Why might fund managers want to offer ESG products, if these products don’t seem to actually deliver stakeholder-friendly investments? Recent media coverage (for example, here) suggests a cynical motive: ESG funds may simply represent a way for asset managers to command higher management fees in what has increasingly become a low-fee industry. We find evidence supportive of this hypothesis: relative to other funds run by the same financial institutions in the same years, that ESG funds (i) obtain lower stock returns but (ii) charge higher management fees. Moreover, while it is plausible that ESG funds invest in companies with the goal of improving how these companies treat their stakeholders, we test and find no empirical support for this conjecture. Our results raise questions about what exactly the purchasers of shares in self-labelled ESG or “socially responsible” mutual funds are getting in exchange for this higher management fee.

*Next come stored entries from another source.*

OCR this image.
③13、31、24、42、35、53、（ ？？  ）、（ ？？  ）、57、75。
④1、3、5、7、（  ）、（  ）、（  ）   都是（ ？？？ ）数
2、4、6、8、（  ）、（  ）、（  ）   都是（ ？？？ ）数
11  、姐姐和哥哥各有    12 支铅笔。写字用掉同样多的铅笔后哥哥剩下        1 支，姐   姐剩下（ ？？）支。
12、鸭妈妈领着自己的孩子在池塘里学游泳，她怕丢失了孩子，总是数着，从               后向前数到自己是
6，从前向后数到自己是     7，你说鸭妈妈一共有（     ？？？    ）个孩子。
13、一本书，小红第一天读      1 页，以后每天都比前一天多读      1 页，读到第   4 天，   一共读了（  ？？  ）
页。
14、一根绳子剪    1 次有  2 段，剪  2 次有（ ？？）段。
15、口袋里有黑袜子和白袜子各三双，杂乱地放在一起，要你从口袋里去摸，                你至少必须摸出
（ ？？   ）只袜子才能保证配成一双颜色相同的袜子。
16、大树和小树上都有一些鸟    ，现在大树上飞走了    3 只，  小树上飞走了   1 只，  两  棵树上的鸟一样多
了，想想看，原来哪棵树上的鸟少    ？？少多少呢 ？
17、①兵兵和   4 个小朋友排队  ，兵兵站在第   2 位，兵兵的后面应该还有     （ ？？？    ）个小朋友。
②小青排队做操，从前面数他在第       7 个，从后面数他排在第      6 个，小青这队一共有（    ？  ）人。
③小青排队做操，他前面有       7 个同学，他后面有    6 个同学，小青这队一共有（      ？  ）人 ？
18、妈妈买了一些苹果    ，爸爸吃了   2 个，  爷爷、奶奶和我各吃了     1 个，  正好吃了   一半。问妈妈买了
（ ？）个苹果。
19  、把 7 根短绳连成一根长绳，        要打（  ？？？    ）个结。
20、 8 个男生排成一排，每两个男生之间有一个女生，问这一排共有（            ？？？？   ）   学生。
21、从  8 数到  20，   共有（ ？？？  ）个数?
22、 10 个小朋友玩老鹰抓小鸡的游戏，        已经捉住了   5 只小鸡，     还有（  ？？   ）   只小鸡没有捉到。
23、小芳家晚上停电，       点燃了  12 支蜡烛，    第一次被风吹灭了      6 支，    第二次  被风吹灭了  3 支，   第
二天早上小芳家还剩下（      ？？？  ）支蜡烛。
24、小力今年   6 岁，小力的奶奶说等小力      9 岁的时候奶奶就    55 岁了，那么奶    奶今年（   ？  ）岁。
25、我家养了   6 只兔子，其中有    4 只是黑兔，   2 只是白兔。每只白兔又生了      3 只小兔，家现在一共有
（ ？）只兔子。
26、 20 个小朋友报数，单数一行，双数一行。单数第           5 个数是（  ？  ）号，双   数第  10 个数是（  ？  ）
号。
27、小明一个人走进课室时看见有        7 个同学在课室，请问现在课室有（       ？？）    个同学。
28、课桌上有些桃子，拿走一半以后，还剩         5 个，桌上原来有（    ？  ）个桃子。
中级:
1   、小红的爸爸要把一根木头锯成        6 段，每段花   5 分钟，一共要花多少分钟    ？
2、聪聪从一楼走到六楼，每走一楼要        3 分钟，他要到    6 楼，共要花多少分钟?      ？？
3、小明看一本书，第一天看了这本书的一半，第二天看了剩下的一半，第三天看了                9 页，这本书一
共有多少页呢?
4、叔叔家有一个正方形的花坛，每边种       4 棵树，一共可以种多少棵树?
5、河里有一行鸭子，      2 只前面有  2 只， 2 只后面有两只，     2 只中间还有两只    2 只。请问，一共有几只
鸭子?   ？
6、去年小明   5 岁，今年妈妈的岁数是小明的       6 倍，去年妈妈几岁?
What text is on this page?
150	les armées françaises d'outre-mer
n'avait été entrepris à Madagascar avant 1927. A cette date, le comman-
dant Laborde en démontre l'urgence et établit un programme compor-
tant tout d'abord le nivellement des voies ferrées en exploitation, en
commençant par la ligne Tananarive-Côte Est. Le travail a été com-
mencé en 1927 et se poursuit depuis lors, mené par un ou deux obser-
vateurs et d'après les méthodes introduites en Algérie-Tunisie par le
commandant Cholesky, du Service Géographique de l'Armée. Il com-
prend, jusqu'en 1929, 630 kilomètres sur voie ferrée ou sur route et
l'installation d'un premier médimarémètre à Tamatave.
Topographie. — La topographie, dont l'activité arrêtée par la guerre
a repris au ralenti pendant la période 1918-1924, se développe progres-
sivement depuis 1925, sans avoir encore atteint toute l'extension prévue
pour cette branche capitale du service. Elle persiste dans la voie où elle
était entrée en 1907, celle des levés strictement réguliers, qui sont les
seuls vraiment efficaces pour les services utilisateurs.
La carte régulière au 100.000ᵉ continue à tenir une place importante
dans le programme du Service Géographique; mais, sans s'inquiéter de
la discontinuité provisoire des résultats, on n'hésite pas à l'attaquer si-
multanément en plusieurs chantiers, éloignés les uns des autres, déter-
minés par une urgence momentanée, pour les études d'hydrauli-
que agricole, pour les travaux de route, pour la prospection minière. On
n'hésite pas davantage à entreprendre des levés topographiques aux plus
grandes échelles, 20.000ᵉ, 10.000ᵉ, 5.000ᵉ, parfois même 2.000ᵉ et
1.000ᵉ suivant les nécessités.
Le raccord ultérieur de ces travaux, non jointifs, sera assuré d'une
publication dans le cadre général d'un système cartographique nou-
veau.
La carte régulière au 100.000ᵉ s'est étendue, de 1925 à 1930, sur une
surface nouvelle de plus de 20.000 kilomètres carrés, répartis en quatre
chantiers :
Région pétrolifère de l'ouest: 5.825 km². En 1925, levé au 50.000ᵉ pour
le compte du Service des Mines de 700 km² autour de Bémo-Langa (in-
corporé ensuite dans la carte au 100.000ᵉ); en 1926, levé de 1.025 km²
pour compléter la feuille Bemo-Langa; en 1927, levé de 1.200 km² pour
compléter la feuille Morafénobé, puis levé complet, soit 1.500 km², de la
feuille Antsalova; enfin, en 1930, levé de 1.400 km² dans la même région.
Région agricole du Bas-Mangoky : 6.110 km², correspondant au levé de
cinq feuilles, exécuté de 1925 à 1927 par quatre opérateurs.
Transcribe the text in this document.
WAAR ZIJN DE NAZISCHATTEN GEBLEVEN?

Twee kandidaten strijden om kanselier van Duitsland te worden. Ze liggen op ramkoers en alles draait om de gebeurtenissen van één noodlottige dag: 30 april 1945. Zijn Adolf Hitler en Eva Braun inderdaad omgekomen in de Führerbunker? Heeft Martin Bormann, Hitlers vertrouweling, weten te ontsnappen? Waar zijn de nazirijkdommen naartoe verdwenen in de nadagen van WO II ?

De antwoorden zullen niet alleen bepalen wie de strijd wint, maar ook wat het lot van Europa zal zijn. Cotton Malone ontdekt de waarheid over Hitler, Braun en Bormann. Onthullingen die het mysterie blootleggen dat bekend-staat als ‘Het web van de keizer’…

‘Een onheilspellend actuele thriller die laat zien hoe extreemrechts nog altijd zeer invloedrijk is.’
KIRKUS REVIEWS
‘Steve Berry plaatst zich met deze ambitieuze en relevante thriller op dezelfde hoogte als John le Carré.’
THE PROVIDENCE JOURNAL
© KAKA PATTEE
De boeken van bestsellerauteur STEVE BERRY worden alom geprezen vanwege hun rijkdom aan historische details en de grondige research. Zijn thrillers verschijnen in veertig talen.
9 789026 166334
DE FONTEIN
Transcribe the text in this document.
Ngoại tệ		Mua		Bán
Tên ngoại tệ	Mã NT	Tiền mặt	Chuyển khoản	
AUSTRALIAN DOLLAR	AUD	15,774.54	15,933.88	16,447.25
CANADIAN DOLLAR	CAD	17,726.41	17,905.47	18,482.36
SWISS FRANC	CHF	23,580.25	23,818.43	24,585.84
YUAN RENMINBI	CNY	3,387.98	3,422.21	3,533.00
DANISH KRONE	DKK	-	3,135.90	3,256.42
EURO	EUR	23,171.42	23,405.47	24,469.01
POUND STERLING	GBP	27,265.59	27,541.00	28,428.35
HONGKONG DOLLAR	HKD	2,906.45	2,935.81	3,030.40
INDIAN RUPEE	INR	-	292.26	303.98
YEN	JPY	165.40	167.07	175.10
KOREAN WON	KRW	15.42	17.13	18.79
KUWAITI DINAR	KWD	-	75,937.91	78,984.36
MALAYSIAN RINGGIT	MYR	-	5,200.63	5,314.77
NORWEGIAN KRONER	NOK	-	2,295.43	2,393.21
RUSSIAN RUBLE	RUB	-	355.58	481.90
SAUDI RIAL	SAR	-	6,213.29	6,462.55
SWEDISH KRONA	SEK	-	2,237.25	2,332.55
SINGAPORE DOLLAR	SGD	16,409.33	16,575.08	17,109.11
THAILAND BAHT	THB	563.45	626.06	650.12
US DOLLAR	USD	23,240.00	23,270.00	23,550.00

A key takeaway of our study is that asset managers do not necessarily “walk the talk” in following through on claims of picking stocks that engage in stakeholder-friendly behavior. In considering direct measures of stakeholder treatment, rather than commercial ESG scores, our paper is particularly timely and relevant to the SEC’s new Climate and ESG Task Force. In its April 2021 ESG Risk Alert bulletin, the SEC specifically highlighted overreliance on composite ESG scores as a sign of inadequate due diligence and of poor fund-level compliance more generally. The SEC’s bulletin emphasizes the need to understand whether ESG funds that claim to incorporate specific environmental or social factors into portfolio allocation decisions actually pick stocks that obtain superior performance with respect to these stated factors.
The complete paper is available for download here.
One Comment
There is an interesting link between ESG backed funds and the higher fees, subsidies and ultimately, investment.
With ESG framework now becoming mainstream in many governance measures, even with SME’s – it will be interesting to see if the investor becomes the consumer and the logic converts.